L’autre orientation, pratiquement concomitante, a tenu à ce que les séminaristes soit formés au plus près du travail des différents acteurs et ministres de l’Evangile, dans le diocèse. Une maison des vocations a été ouverte pour les hommes, une autre pour les vocations féminines. Le projet cherche ici, surtout pour les séminaristes, à ce que leur désir s’inscrive, de manière existentielle, dans les perspectives du diocèse. Celles-ci ont été élaborées avec le concours très actif du conseil pastoral et du conseil presbytéral. Le futur prêtre est ainsi invité à entrer dans un presbytérium concret, à en partager les espérances comme les soucis précis. Nul ne devient prêtre pour lui-même. Il est donné à un peuple vivant qui en désire compréhension et stimulation, donc le courage de l’avenir en ce monde.

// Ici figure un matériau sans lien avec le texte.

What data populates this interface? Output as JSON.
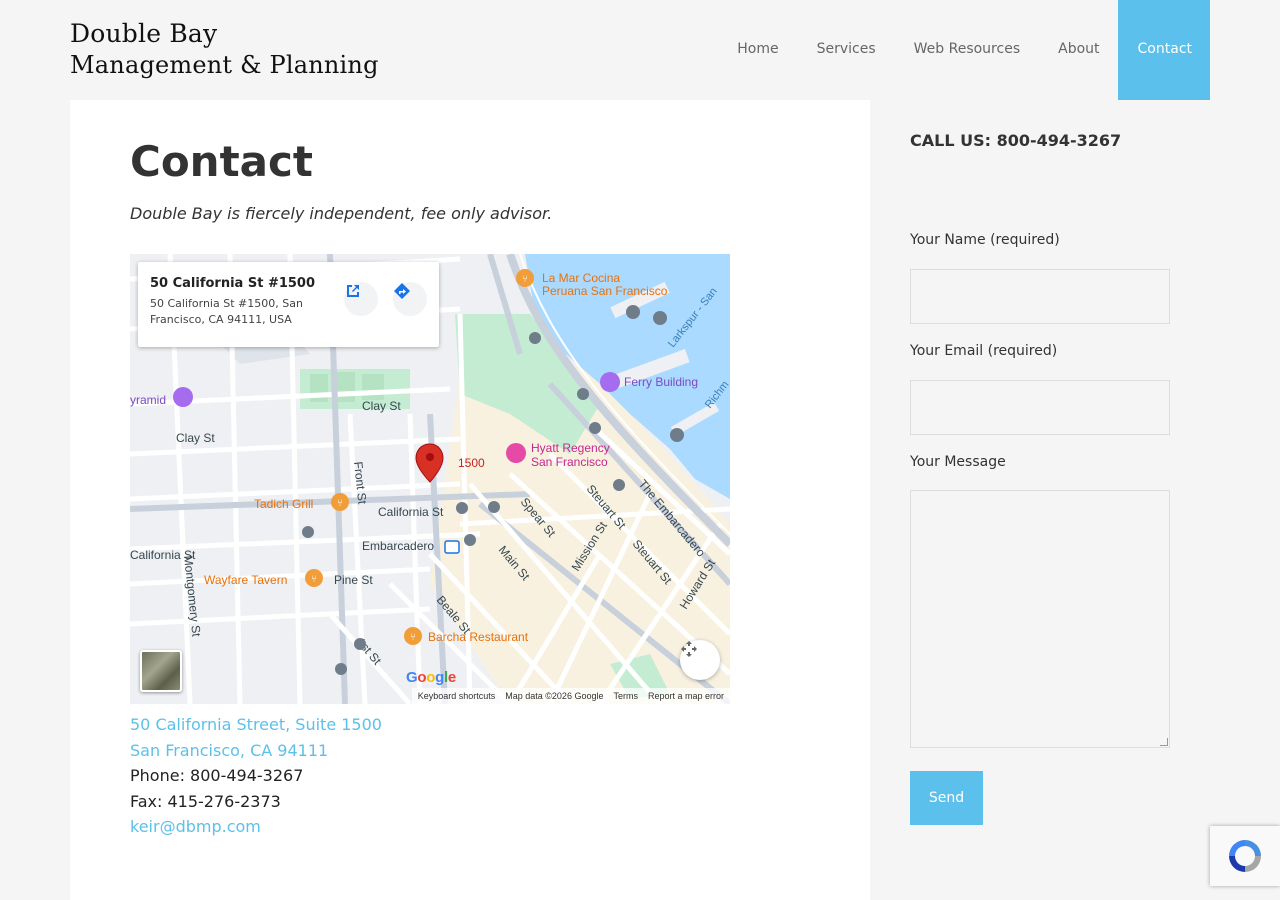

Le service des vocations comprend des prêtres, des diacres (avec leur épouse), des religieuses et des laïcs. Il est donc représentatif des différentes composantes de l’Eglise. Il intervient régulièrement auprès des conseils du diocèse (les religieuses, les mouvements du laïcat, les jeunes, les territoires), pour que l’appel devienne l’affaire de tous. Un signe le montre. Une responsable de communauté locale a osé interpeller un jeune d’une vingtaine d’années : "Dis ! Tu n’aurais, toi, jamais pensé à devenir prêtre ? Ne me réponds pas tout de suite…" Ce signe et le fait que l’appel au diaconat est habituellement adressé à des hommes remarqués pour leur personnalité, montrent que la pastorale des vocations pénètre la vie quotidienne de l’Eglise. Cette "habitude" toujours à encourager est une espérance et une joie. Le peuple de Dieu est une belle et grande réalité.